ESPE Abstracts (2018) 89 P-P3-344

aUniversity Children’s Hospital, Ljubljana, Slovenia; bMedical Faculty, Ljubljana, Slovenia; cSteroid Research & Mass Spectrometry Laboratory, Paediatric Endocrinology & Diabetology, University Hospital Giessen, Justus Liebig University, Giessen, Germany


Background: Disorders of androgen synthesis are rare causes of 46,XY disorder of sex development (DSD) that present with undervirilization or sex reversal.

Objective: A history of a female adolescent with 46,XY DSD, initially suspected to have complete androgen insensitivity is presented.

Methods: Patient history was obtained from the medical records. Urinary steroid profile was preformed using gas chromatography/mass spectrometry. The genetic analysis was performed by TruSight One sequencing panel using MiSeq desktop sequencer.

Results: The patient with prenatal karyotype 46,XY, born with female genital appearance, was first evaluated 3 days postnatally. She was found not to have Mullerian structures; the gonads were located in inguinal regions, with the ultrasound appearance of testes, and were left in situ. Testosterone (T) and dihydrotestosterone (DHT) were detected by immunoassay (T 0.6 nmol/L, DHT 1.1 nmol/L), and complete androgen insensitivity was suspected. No mutations or deletions in AR and SRD5A2 genes were identified. At presentation she was 12 years old and had no clinical signs of puberty or virilisation, but gonadotropins were in pubertal range (basal luteinizing hormone (LH) 5 kIU/L, peak 43,3 kIU/L). Adrenal androgen levels were very low basally and with adrenocorticotropin stimulation (T<0.1 nmol/L, dehydroepiandrosterone sulfate 0.5 μmol/L, androstenedione 0.2 nmol/L). There were no signs of gonadal failure (basal follicle-stimulating hormone (FSH) 2,3 kIU/L, peak FSH 4,5 kIU/L, Inhibin B 361 ng/L), salt loosing, salt retention or hypocorticism. The level of 17-OH progesterone was borderline elevated. No suspicious changes in the gonads were detected by ultrasound during regular follow-up. Urinary steroid metabolome analysis by gas chromatography-mass spectrometry (GC-MS) showed increased 17- deoxygenated steroids, normal glucocorticoids and subnormal sex hormones pointing to a general weakness of the 17-hydroxylase/17,20-lyase system with strongly impaired lyase function. This constellation was highly suspicious of “isolated” 17,20-lyase deficiency. Targeted genetic analysis showed that the patient is compound heterozygote for CYP17A1 gene (NM_000102: c.1040G>A (p.R347H; rs61754278) in exon 6 and NM_000102: c.1247G>A (p.R416H; rs104894155) in exon 8). Both variants are classified as pathogenic in ClinVar database.

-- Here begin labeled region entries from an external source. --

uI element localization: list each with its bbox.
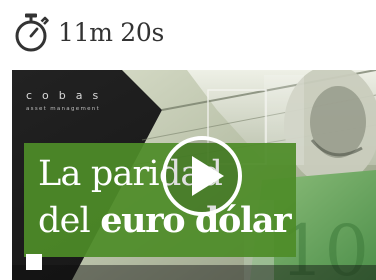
- play-button[interactable]: [162, 136, 242, 216]
- duration-text: 11m 20s: [58, 17, 165, 47]
- play-icon: [192, 156, 224, 196]
- video-title-line2: del euro dólar: [38, 201, 292, 241]
- brand-name: cobas: [26, 89, 109, 102]
- video-title-panel: La paridad del euro dólar: [24, 143, 296, 257]
- brand-tagline: asset management: [26, 106, 101, 112]
- video-thumbnail[interactable]: 10 cobas asset management La paridad del…: [12, 70, 376, 280]
- brand-logo: cobas asset management: [26, 90, 146, 113]
- corner-mark: [26, 254, 42, 270]
- stopwatch-icon: [15, 13, 49, 52]
- video-title-line2-regular: del: [38, 201, 101, 241]
- video-duration: 11m 20s: [12, 10, 164, 54]
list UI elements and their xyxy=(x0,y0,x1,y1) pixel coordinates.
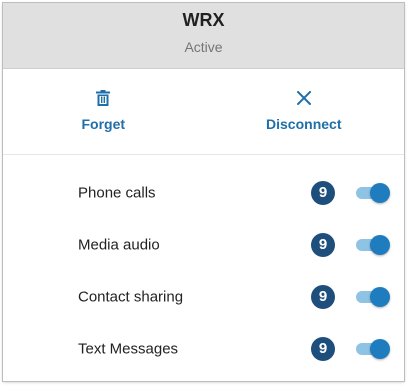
bluetooth-device-panel: WRX Active Forget Disconnect Phone calls… xyxy=(3,3,404,381)
text-messages-toggle[interactable] xyxy=(354,339,390,359)
contact-sharing-toggle[interactable] xyxy=(354,287,390,307)
count-badge: 9 xyxy=(311,337,335,361)
trash-icon xyxy=(94,89,112,107)
setting-label: Contact sharing xyxy=(78,288,184,306)
device-header: WRX Active xyxy=(3,3,404,69)
device-name: WRX xyxy=(182,10,225,30)
media-audio-toggle[interactable] xyxy=(354,235,390,255)
toggle-thumb xyxy=(370,235,390,255)
setting-row-phone-calls: Phone calls 9 xyxy=(3,167,404,219)
toggle-thumb xyxy=(370,339,390,359)
device-status: Active xyxy=(184,39,223,55)
setting-row-contact-sharing: Contact sharing 9 xyxy=(3,271,404,323)
disconnect-label: Disconnect xyxy=(266,116,342,132)
count-badge: 9 xyxy=(311,181,335,205)
phone-calls-toggle[interactable] xyxy=(354,183,390,203)
setting-label: Phone calls xyxy=(78,184,156,202)
count-badge: 9 xyxy=(311,233,335,257)
forget-label: Forget xyxy=(81,116,126,132)
setting-label: Text Messages xyxy=(78,340,179,358)
device-actions: Forget Disconnect xyxy=(3,69,404,155)
count-badge: 9 xyxy=(311,285,335,309)
close-icon xyxy=(295,89,313,107)
setting-row-text-messages: Text Messages 9 xyxy=(3,323,404,375)
toggle-thumb xyxy=(370,287,390,307)
toggle-thumb xyxy=(370,183,390,203)
forget-button[interactable]: Forget xyxy=(3,69,204,154)
setting-row-media-audio: Media audio 9 xyxy=(3,219,404,271)
setting-label: Media audio xyxy=(78,236,160,254)
disconnect-button[interactable]: Disconnect xyxy=(204,69,405,154)
profile-settings-list: Phone calls 9 Media audio 9 Contact shar… xyxy=(3,155,404,375)
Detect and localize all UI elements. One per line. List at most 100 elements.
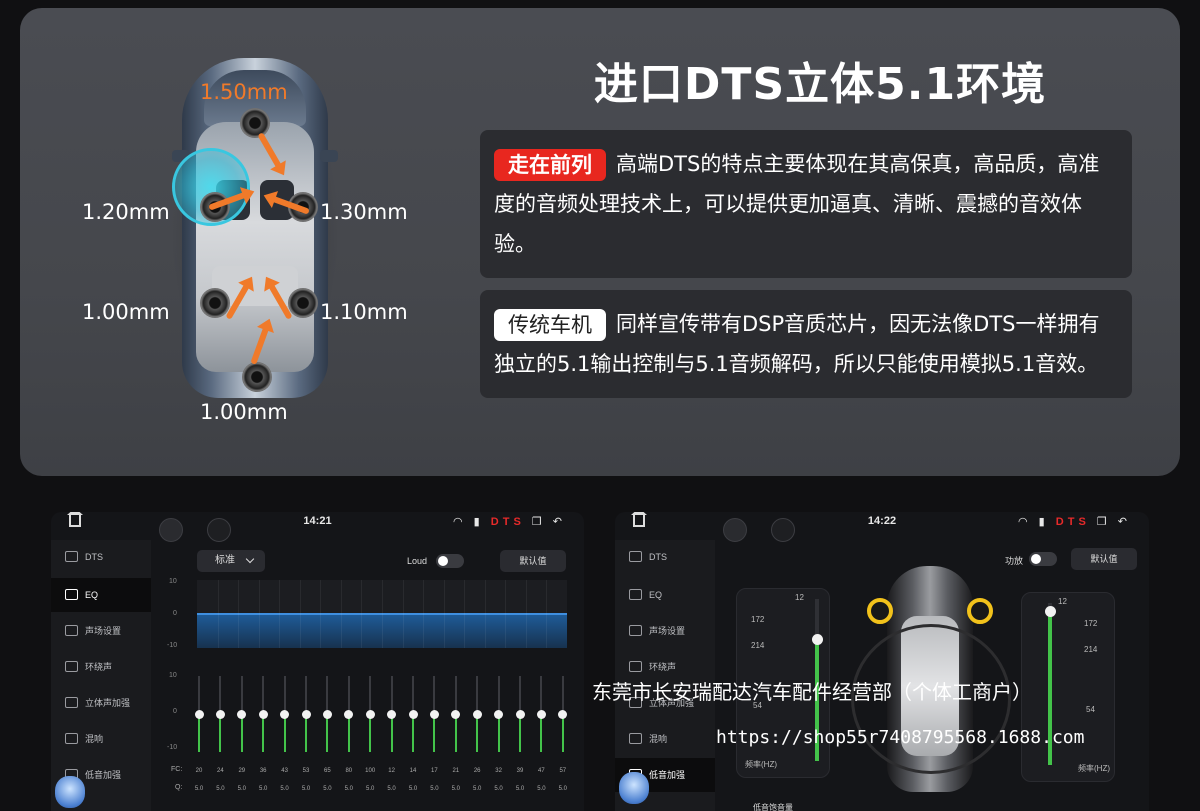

Conclusion: A disorder of androgen synthesis due to isolated 17,20-lyase deficiency was identified in a patient with complete sex reversal. Unlike immunoassays,GC-MS urinary steroid metabolome analysis is independent of cross reactivity and also due to its high differential diagnostic potential is extremely helpful in the delineation of DSD.